The multiple sequence alignment problem is applicable and important in various fields in molecular biology such as the prediction of three-dimensional structures of proteins and the inference of phylogenetic trees. However, the optimal alignment based on the scoring criterion is not always biologically the most significant alignment. We here propose two flexible and efficient approaches to solve this problem. One approach is to provide many suboptimal alignments as alternatives for the optimal one. It has been considered almost impossible to investigate such suboptimal alignments of more than two sequences because of the enormous size of the problem. We propose techniques for enumeration of suboptimal alignments using the Eppstein algorithm. We also discuss what kind of suboptimal alignment is unnecessary to enumerate and propose an efficient enumeration algorithm to enumerate only necessary alignments.
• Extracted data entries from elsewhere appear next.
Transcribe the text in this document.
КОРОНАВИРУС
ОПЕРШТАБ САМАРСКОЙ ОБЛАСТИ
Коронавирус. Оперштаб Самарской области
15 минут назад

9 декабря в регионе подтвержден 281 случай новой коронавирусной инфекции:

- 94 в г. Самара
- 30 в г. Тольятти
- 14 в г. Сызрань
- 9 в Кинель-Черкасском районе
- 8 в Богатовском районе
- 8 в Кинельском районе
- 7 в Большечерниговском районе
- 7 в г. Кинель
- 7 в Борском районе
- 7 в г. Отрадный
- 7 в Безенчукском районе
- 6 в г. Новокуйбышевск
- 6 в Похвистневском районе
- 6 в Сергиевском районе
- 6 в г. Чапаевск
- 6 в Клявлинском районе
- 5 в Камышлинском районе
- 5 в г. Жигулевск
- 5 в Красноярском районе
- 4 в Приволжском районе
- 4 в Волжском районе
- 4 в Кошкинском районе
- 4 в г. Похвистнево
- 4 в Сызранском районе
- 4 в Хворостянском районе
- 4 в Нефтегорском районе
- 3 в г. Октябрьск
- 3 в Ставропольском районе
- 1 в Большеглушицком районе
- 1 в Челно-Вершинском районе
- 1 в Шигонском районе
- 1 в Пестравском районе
The other approach is parametric analysis. The obtained optimal solution with fixed parameters such as gap penalties is not always the biologically best alignment. Thus, it is required to vary parameters and check how the optimal alignments change. The way to vary parameters has been studied well on the problem of two sequences, but not on the multiple alignment problem because of the difficulty of computing the optimal solution. We propose techniques for this parametric multiple alignment problem and examine the features of alignments obtained by various parametric analyses. For both approaches, this paper performs experiments on various groups of actual protein sequences and examines the efficiency of these algorithms and properties of sequence groups.